Von Michael Engel | 23.12.2013
    Mehrere Millionen Liter Wasser - vermengt mit giftigen Substanzen - werden beim Fracking unter hohem Druck in ein Bohrloch gepresst. Dabei entstehen Risse im Gestein, aus denen dann Erdgas durch das Bohrloch nach oben strömt. Dreh- und Angelpunkt der Kritik am Fracking sind die sogenannten Additive, die dem Wasser beigemischt werden. Darunter Pestizide, Fungizide, sogenannte Kettenbrecher, Korrosionsschutzmittel und Erdöl als "Reibungsverminderer". In den Augen von Greenpeace eine gefährliche Brühe, die in die menschliche Umwelt gelangen kann. Christoph von Lieven:
    "Unserer Meinung nach ist Fracking nicht nur unnötig, weil wir keine weiteren Quellen fossiler Energie brauchen, sondern dringend umsteigen müssen auf erneuerbare Energien. Es birgt auch noch etliche Gefahrenpotenziale. Und allein schon nach dem Vorsorgeprinzip, das wenn diese Gefahrenpotenziale nicht wirklich ausgeschlossen werden können, sind wir der Meinung, dass wir Fracking hier nicht betreiben sollten."
    Der Energiemulti Exxon Mobil beteuert auf seiner Webseite, Deutschland habe bereits 50 Jahre Erfahrung mit Fracking, ohne einen einzigen Fall der Trinkwasserverunreinigung. Auch nach Angaben der Bundesanstalt für Geowissenschaften und Rohstoffe wurde in Deutschland erstmals schon in den 60er Jahren gefrackt, im rotliegenden Sandstein, wo das sogenannte Tightgas eingeschlossen ist. In diesem Fall sind die mit Erdgas gefüllten Gesteinsporen recht groß, rund ein Millimeter im Durchmesser und miteinander verbunden - ein zusammen hängender Hohlraum. Die Rissbildung durch Fracking hat hier vor allem das Ziel, die Strömungsgeschwindigkeit bei der Erdgasförderung zu erhöhen, erklärt Stefan Ladage.
    "Die Drücke, die man aufwenden muss, um ein Gestein zu fracken, hängen ganz wesentlich davon ab, wie tief das Gestein ist. Je tiefer es ist, desto größer ist der Gebirgsdruck einfach aufgrund der überlagernden Gesteinspakete."
    In den tief liegenden Tightgas-Vorkommen hierzulande müssen die Fracking-Fluide mit mehr als 600 Bar in das Bohrloch gepresst werden. ExxonMobile, Wintershall und RWE-Dea haben rund 320 solcher Fracks durchgeführt, allerdings dienten sie nur dazu, bestehende konventionelle Erdgasvorkommen besser auszubeuten. Die neuen Erkundungen zielen jedoch auf Schiefergas im Tongestein ab. Diese Schichten liegen - zumindest in Deutschland - mit rund 2000 Metern deutlich höher, sodass beim Fracking mit schwächeren Drücken um 150 Bar gearbeitet werden kann. Noch einmal Stefan Ladage von der Bundesanstalt für Geowissenschaften und Rohstoffe:
    "Dort haben wir Tongesteine, die sind von Haus aus fein geschichtet, und dort will man das natürliche Netzwerk an Schichtungen und Rissen ansprechen mit einem Frack.
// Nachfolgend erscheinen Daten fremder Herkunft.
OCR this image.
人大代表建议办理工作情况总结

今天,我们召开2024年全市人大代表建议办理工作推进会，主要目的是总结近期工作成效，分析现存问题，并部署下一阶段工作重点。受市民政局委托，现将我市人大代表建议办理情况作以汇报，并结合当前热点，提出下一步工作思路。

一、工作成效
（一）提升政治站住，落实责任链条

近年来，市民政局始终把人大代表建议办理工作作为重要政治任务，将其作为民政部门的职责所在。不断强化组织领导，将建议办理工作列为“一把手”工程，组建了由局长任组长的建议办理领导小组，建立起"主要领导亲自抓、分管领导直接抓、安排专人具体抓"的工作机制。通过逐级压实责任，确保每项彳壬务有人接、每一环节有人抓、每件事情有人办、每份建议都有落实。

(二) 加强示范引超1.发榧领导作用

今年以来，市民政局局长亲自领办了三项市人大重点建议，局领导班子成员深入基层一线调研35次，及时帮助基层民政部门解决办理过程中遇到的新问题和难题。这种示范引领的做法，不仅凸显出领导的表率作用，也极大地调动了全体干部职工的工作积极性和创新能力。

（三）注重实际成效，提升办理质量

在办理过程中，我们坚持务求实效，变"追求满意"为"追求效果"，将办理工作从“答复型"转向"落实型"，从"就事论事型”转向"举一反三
Und deswegen sind die Fracks auch anders gestaltet. Also, die haben andere Zusammensetzungen der Additive et cetera."
    Beim Schiefergas sind die "Erschließungskosten" deutlich höher. Die Gasporen im Gestein sind nur mikroskopisch klein und voneinander isoliert. Deshalb müssen mehrere Kanäle waagerecht und parallel zueinander gebohrt werden, um dann durch Fracking ein zusammenhängendes Förderfeld zu erschließen. Zwei Probefracks - durch ExxonMobile 2008 und 2011 - sind bislang in Deutschland erfolgt. Allerdings ohne Förderung, da noch keine "Produktionserlaubnis" beantragt wurde. Frack ist also nicht gleich Frack. Bei den tiefen Fracks im Buntsandstein ist der Sicherheitsabstand zur Trinkwasser führenden Schicht mit rund drei Kilometern deutlich größer. Ob Fracks im weiter höher liegenden Schiefergestein gefährlicher sind, das ist die große Frage. Geologen gehen davon aus, dass Fracks mit einem Sicherheitsabstand von mehr als 1000 Metern zu den lebenswichtigen Wasseradern zu verantworten sind, sofern das darüber liegende Deckgestein dicht ist.